Talk: Countabilism and Maximality

This was a talk at Speaking the Unspeakable: Paradoxes between Truth and Proof at the University of Campinas, Brazil. You can find the slides here.


It is standard in set theory to assume that Cantor’s Theorem establishes that there are uncountable sets. In this paper, we present versions of set theory with classes that imply that every set is countable, and the continuum is a proper class. Within these theories we show how standard set theories (including ZFC with large cardinals added) can be incorporated. We discuss some properties of the theories, in particular that they provide a radically new perspective on the notion of maximality. We conclude that the systems considered raise questions concerning the foundational purpose of set theory.

Paper: Inner-Model Reflection Principles

Last year I had pleasure of working on a project with some fantastic mathematicians (Andrés Eduardo Caicedo, Gunter Fuchs, Joel Hamkins, Jonas Reitz, and Ralf Schindler) concerning certain kinds of principles which state that formulas in set theory hold in substructures of the universe. (For the cognoscenti: Analogues of Lévy-Montague Reflection, but for inner models.) I think it’s quite interesting, since the notion of how absoluteness between V and its substructures plays out (both with respect to height and width) is something that needs more work, and this represented a good step on here. The paper is now out, and can be found here.
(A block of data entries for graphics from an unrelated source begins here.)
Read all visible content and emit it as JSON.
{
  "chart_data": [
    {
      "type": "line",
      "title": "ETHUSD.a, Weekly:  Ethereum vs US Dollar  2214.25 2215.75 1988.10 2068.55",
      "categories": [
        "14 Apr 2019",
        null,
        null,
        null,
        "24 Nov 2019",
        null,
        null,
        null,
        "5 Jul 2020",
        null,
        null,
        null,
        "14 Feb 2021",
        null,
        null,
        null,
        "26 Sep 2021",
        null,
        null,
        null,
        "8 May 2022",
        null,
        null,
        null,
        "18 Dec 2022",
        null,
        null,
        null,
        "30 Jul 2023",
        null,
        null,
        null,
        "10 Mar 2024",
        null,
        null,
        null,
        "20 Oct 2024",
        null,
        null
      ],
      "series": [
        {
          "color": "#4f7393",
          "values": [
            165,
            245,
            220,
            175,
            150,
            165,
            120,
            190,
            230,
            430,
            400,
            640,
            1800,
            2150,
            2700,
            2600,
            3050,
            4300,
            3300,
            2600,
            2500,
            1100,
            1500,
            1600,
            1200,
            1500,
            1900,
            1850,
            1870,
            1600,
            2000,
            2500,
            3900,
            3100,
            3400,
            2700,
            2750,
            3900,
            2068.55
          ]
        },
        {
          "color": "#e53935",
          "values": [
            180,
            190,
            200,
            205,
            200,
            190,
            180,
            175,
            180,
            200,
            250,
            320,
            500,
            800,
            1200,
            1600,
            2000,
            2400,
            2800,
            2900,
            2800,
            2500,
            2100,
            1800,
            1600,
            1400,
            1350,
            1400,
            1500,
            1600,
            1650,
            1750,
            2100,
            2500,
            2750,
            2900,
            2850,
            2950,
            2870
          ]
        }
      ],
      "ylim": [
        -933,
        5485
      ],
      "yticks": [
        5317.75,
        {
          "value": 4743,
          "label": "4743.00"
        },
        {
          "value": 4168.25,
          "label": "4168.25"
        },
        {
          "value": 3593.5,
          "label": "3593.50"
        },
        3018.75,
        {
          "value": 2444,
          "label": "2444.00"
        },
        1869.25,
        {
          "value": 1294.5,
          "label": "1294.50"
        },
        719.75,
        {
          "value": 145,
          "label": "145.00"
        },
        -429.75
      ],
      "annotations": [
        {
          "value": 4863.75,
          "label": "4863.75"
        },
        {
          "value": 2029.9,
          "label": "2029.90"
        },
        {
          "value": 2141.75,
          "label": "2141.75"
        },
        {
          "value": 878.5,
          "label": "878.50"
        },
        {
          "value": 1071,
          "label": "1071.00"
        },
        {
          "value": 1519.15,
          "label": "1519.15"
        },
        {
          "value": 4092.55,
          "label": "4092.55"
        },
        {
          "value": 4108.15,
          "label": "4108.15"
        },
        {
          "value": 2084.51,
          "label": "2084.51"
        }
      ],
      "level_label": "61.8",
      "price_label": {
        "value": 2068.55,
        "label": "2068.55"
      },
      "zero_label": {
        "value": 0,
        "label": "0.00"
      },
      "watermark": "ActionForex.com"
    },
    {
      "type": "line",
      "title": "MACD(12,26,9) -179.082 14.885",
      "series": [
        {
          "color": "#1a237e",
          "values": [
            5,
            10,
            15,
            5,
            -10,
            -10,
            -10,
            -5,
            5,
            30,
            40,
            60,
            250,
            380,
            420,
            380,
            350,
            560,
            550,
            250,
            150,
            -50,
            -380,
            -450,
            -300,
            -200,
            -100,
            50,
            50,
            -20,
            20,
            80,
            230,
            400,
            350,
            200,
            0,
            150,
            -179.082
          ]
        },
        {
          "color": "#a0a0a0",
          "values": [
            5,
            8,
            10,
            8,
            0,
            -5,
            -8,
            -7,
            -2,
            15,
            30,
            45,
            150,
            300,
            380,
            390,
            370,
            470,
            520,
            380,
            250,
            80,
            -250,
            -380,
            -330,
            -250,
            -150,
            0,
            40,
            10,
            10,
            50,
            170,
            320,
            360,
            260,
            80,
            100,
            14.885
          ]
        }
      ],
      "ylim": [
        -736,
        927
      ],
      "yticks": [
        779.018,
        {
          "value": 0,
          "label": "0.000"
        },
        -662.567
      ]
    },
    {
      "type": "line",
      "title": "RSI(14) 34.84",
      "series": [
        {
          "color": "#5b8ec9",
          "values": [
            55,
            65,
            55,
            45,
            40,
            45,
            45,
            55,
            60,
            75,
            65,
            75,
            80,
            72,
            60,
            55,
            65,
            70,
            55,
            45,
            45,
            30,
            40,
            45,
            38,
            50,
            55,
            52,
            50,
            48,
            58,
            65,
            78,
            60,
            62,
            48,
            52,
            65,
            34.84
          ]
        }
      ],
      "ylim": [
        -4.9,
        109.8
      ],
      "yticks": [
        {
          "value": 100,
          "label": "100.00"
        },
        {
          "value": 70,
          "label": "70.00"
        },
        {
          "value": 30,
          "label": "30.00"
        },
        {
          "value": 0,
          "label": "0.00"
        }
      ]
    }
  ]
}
We introduce and consider the inner-model reflection principle, which asserts that whenever a statement \phi(a) in the first-order language of set theory is true in the set-theoretic universe V, then it is also true in a proper inner model W \subsetneq V. A stronger principle, the ground-model reflection principle, asserts that any such \phi(a) true in V is also true in some non-trivial ground model of the universe with respect to set forcing. These principles each express a form of width reflection in contrast to the usual height reflection of the Lévy–Montague reflection theorem. They are each equiconsistent with ZFC and indeed \Pi_2-conservative over ZFC, being forceable by class forcing while preserving any desired rank-initial segment of the universe. Furthermore, the inner-model reflection principle is a consequence of the existence of sufficient large cardinals, and lightface formulations of the reflection principles follow from the maximality principle MP and from the inner-model hypothesis IMH. We also consider some questions concerning the expressibility of the principles.